Kedatangan mereka di rumah itu sama sekali tidak direncanakan. Memang, mereka suka bepergian ke banyak tempat mengikuti insting mereka, tetapi mereka tidak bisa juga dibilang seperti traveller impulsif. Hanya karena hujan demikian deras pada malam itu dan hingga berjam-jam. Selokan yang biasanya kering dan menjadi tempat perlintasan mereka, malam itu mulai penuh terisi air. Imbasnya, air mulai masuk ke dalam lubang yang menyambung ke suatu tempat di bawah taman. Tempat yang adalah rumah persembunyian bagi Nou, Tam, dan Gin. Ketika banyak rumah dibangun dengan megah menjadi kebanggaan sang empunya, tidak demikian rumah bagi Nou, Tam, dan Gin. Rumah itu, ya tempat sembunyi. Siapa saja pasti setidaknya butuh satu tempat sembunyi. Sembunyi dari keramaian, dari tuntutan, dari pertanyaan dan menikmati keleluasaan menjadi diri sendiri. Bahkan, dalam rumah-rumah yang besar dan luas itu, penghuninya justru merasa nyaman dalam kamar sembunyinya sendiri.  Kalau rumahnya tidak begitu besar, setidaknya mereka yang tinggal bersama mencari dunia pengalih sebagai tempat sembunyi mereka. Kira-kira begitulah yang dimaknai Nou dan Tam ketika mereka mengamati kehidupan manusia.

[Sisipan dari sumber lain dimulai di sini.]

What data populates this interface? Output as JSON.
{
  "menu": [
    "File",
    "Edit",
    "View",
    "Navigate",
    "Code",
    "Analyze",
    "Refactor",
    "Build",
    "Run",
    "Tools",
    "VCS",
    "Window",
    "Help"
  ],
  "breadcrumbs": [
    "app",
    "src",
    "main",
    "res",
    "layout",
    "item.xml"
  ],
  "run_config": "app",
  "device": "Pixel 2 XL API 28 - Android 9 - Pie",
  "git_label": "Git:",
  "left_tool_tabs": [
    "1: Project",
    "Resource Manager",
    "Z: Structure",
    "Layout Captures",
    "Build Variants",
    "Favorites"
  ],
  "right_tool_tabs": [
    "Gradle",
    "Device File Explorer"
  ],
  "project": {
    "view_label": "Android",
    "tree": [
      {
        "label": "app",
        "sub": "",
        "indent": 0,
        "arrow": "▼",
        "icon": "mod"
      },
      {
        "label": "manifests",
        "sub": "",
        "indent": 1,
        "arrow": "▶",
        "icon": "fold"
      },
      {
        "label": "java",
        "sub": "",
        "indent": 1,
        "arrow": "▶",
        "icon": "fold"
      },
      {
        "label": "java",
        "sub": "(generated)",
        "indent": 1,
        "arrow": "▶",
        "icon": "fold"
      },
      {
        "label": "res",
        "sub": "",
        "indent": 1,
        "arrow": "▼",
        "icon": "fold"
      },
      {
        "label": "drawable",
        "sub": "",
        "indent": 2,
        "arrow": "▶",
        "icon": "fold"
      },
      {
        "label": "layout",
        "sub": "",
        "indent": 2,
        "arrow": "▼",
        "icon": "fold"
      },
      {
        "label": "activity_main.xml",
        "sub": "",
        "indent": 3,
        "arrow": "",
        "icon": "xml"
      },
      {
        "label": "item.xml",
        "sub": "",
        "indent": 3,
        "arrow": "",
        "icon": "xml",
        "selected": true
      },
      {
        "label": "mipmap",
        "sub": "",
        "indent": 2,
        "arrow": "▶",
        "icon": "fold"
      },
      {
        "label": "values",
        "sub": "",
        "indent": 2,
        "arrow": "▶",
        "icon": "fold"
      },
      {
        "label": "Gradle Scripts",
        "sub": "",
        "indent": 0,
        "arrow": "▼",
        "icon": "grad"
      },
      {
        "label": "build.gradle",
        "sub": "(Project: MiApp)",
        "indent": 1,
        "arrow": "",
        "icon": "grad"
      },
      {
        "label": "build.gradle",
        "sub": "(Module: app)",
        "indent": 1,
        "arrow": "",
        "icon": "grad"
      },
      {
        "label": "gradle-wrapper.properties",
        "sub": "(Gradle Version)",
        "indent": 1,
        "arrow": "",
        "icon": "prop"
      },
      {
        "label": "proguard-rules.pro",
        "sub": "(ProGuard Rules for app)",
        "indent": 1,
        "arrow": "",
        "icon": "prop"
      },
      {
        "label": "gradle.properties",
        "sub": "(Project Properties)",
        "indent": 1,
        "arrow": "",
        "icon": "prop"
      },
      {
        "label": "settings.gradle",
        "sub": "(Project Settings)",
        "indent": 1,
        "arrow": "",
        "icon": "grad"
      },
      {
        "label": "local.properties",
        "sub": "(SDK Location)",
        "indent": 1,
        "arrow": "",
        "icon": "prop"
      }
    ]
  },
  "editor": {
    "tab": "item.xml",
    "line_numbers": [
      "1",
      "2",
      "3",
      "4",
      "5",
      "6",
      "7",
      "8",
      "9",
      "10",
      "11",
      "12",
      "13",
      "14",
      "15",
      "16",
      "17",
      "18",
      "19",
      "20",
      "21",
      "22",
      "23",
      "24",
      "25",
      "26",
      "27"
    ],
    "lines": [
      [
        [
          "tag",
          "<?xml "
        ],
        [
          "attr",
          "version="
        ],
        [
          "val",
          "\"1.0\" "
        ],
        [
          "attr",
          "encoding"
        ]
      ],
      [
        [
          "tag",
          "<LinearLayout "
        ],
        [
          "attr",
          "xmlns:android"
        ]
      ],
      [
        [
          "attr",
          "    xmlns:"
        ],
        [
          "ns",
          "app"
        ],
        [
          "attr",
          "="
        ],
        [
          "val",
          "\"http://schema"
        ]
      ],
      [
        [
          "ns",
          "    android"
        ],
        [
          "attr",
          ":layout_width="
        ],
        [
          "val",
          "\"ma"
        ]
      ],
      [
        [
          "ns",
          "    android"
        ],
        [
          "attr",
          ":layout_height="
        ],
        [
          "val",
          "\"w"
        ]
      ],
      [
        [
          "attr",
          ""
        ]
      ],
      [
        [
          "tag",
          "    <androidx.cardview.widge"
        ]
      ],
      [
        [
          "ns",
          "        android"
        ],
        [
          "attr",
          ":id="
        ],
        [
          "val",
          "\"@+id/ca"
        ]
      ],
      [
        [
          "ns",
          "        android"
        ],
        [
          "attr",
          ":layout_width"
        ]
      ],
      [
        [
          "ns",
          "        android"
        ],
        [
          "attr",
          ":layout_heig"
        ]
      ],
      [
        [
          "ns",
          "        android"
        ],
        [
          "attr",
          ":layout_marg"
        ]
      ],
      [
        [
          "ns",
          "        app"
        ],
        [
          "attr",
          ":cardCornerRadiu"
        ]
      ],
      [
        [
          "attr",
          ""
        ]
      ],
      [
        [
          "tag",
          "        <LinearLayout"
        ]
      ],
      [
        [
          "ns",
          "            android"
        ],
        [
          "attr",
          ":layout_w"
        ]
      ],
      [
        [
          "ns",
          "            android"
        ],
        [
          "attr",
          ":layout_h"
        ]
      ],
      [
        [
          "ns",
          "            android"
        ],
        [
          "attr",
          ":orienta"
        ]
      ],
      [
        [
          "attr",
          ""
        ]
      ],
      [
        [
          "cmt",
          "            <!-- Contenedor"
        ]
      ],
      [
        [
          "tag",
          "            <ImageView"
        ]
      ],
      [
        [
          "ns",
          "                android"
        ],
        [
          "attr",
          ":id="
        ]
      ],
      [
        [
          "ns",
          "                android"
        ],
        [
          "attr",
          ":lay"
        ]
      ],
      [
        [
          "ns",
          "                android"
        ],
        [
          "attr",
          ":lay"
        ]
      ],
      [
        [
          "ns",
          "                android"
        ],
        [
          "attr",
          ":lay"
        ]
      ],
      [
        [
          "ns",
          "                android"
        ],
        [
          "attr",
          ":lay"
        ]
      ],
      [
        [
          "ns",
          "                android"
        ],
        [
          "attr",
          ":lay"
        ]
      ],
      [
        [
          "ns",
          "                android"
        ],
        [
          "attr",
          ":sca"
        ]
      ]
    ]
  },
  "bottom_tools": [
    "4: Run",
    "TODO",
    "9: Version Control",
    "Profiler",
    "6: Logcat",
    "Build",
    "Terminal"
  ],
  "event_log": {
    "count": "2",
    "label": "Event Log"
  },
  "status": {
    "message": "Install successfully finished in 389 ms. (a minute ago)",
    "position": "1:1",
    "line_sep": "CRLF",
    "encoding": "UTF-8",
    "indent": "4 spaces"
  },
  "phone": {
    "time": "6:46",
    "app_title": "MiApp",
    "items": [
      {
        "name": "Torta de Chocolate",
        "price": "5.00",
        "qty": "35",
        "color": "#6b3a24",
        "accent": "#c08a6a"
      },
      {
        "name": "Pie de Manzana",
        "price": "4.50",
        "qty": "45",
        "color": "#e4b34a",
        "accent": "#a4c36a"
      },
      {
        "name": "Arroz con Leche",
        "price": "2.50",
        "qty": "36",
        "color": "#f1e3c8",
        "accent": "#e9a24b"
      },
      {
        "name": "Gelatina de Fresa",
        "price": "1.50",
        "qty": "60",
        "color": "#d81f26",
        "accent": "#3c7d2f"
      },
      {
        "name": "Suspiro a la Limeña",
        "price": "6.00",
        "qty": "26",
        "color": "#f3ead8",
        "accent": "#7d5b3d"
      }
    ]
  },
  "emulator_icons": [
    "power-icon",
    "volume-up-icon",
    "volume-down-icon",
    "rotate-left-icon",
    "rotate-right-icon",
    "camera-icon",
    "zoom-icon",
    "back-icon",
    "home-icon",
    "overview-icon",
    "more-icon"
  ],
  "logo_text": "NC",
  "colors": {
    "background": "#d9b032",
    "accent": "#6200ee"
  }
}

Bagi Nou dan Tam sendiri, mereka terbiasa hidup dalam persembunyian. Hal ini berlangsung sudah sejak masa kakek nenek dari kakek mereka dan sebelumnya lagi. Mereka sering heran melihat kawanan mereka yang lebih cerah warnanya hidup dalam jeruji besi atau kotak kaca bersama roda berputar dan kotak kecil berisi makanan dan air yang secara rutin diberikan oleh manusia. Beda ras, kakek nenek mereka menyebut perbedaan di antara kawanan mereka. Tetapi itu tidak menjadikan mereka berseteru atau saling mencemooh. Mereka menjalani gaya hidup masing-masing.

Menurut kakek Nou, kawanan mereka beraktivitas saat malam. Pada saat itu mereka bebas berkeliaran. Mereka sudah terbiasa sebenarnya menghadapi kegelapan, kesunyian, kelembaban. Bukan berarti mereka takut pada terang. Mereka makin terbiasa juga menghadapi sorot lampu mobil di jalan, atau warna-warni lampu etalase di pinggir jalan. Bagaimanapun, siapa saja perlu beradaptasi, bukan? Hanya saja, terik panas matahari dalam waktu lama berganti guyuran hujan maupun sebaliknya, tidak tertahankan buat mereka. Hal itu terbukti pada Gin, ia masuk dalam perangkap kawat. Oleh pemilik rumah, ia tertinggal begitu saja di halaman. Pemilik rumah kelupaan membuangnya, namun sebenarnya, ia sendiri bingung, makhluk dalam perangkap itu harus diapakan. Seharian berada di udara terbuka, terkena hujan dan panas, Gin mati dalam perangkap.

Gin inilah yang mengajak Nou dan Tam berpindah tempat ketika menyadari bahaya mengancam rumah mereka. Gin, yang lebih senior dari mereka, sudah melakukan antisipasi-antisipasi sejak beberapa hari lalu. Ia sudah menggali lorong bawah tanah lain, berujung di dekat pintu samping rumah itu. 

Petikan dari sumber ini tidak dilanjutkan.